En la tercera sección (los poemarios de Tamara suelen ser tripartitos), “El libro cortado”, se nos cuenta cómo, de cierta manera, ya se había acompañado a esa madre-protagonista “a morir una vez”, rememorando a un hermano que murió muy pequeño cuando esa niña que ahora aquí dice “yo” empezaba a aprender a leer. De ese modo traza de nuevo con tiza el círculo donde atesora una práctica oral que guio siempre su escritura: la tradición judía del Talmud, esa “casa oculta de la lengua” que –con palotes lo garabateó en aquel siempre vigente El texto silencioso– “hace las veces de una gran madre callada que en su cocina tamiza la grumosa materia gramatical, con el fin de preservarla”.
Post-scriptum 2020
Casi un to be continued, así terminaba El eco…: “[…] a lo mejor / …quién te dice… / mañana empiezo una novela”. Y luego vendría, justamente, La novela de la poesía, largo y conmovedor canto de experiencia que, con su pregunta-ritornello sobre qué es “hablar de la muerte”, a su vez daría el título para su “poesía reunida” hasta el 2012 que editó Adriana Hidalgo. Tiempo después, tras un pícaro “pase” psi e intratextual en El libro de los divanes (2014) y un análisis de ciertes poetas y novelistas contemporánees que, según ella, “escriben con lo que hay” (Una intimidad inofensiva, 2016), en 2018 apareció por fin lo que podría concebirse como una novela de género fluido, un relato mutante entre la autobiografía y el análisis textual inmanente (a la manera de los formalistas rusos): El libro de Tamar, donde a partir de un viejo poema anagramático que alguna vez su ex-marido, el también autor culto y ya fallecido Héctor Libertella, le deslizó bajo la puerta, propone, sobre la sutura sinuosa de lo privado y lo público, una exégesis de los pliegues multisensoriales de la letra en tándem con una lúcida mirada sobre buena parte de la historia reciente de nuestro campo literario (“porque nací en una generación”), a veces a través de los avatares afectivo-intelectuales de otros célebres talleres matrimoniales: Sylvia Plath y Ted Hughes, Julia Kristeva y Philippe Sollers, Josefina Ludmer y Ricardo Piglia.

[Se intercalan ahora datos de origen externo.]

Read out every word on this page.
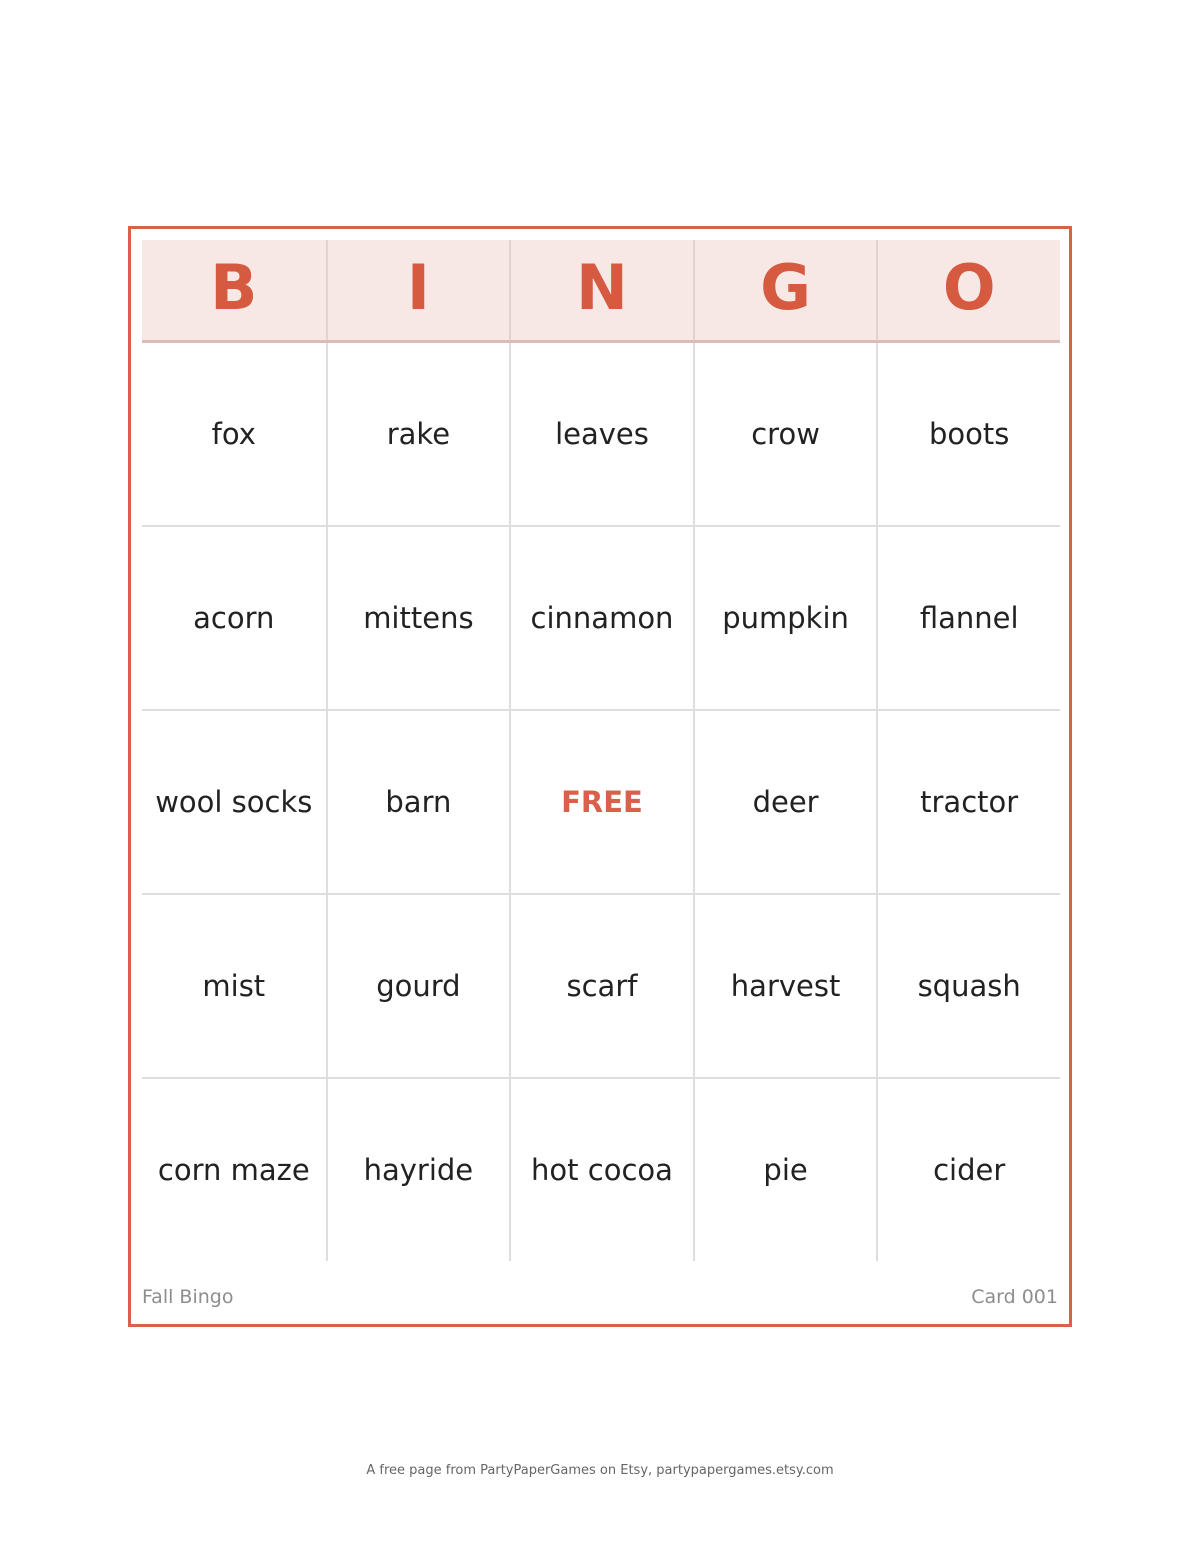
B	I	N	G	O
fox	rake	leaves	crow	boots
acorn	mittens	cinnamon	pumpkin	flannel
wool socks	barn	FREE	deer	tractor
mist	gourd	scarf	harvest	squash
corn maze	hayride	hot cocoa	pie	cider
Fall Bingo	Card 001
A free page from PartyPaperGames on Etsy, partypapergames.etsy.com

Si en las voces populares del tango y el refrán, o en la asociación libre del psicoanálisis o el chat, suele hallarse inesperado material poético, al bordar esos fragmentos con la espumosa memoria de la cultura escrita, entonces el poema resultante suele sin querer aparecer en la cartera o el morral: ¿un recuerdo de mamá? (¿y es verdad que hay una sola?). En medio de la pandemia, con tanto corte de flujos de seres y cosas, no ha sido posible aún que llegue hasta Mendoza el último libro de esta autora que, al parecer, no hay quien la pare: Libros chiquitos (2020), editado por Ampersand, desde ya no invita a abrirlo ni en pdf ni en google books. Por el contrario, convida a esperar acobijarse en el reflujo de su lectura junto a esos íntimos objetos de amor a los que alude y que, como una ola… ola… ola…, no dejan de recordar esos mismos que Tamara cada tanto nos suele dar.
Gastón O. Bandes
Agosto de 2020
Gastón O. Bandes (Mendoza, 1977) publicó “Misiones” (Carbónico, 2010), “El guanaco” (Babeuf, 2015), “Tratado de Melancolía” (2020), y artículos y ensayos para distintos medios de su provincia; co-editó también las antologías “13” (Protocultura, 2005) y “Desertikón” (Eloísa Cartonera, 2009). Es docente, organiza ciclos de lecturas y talleres y ha participado en algunas performances. Desde 2020, gestiona la editorial Laboratorio Oscuro.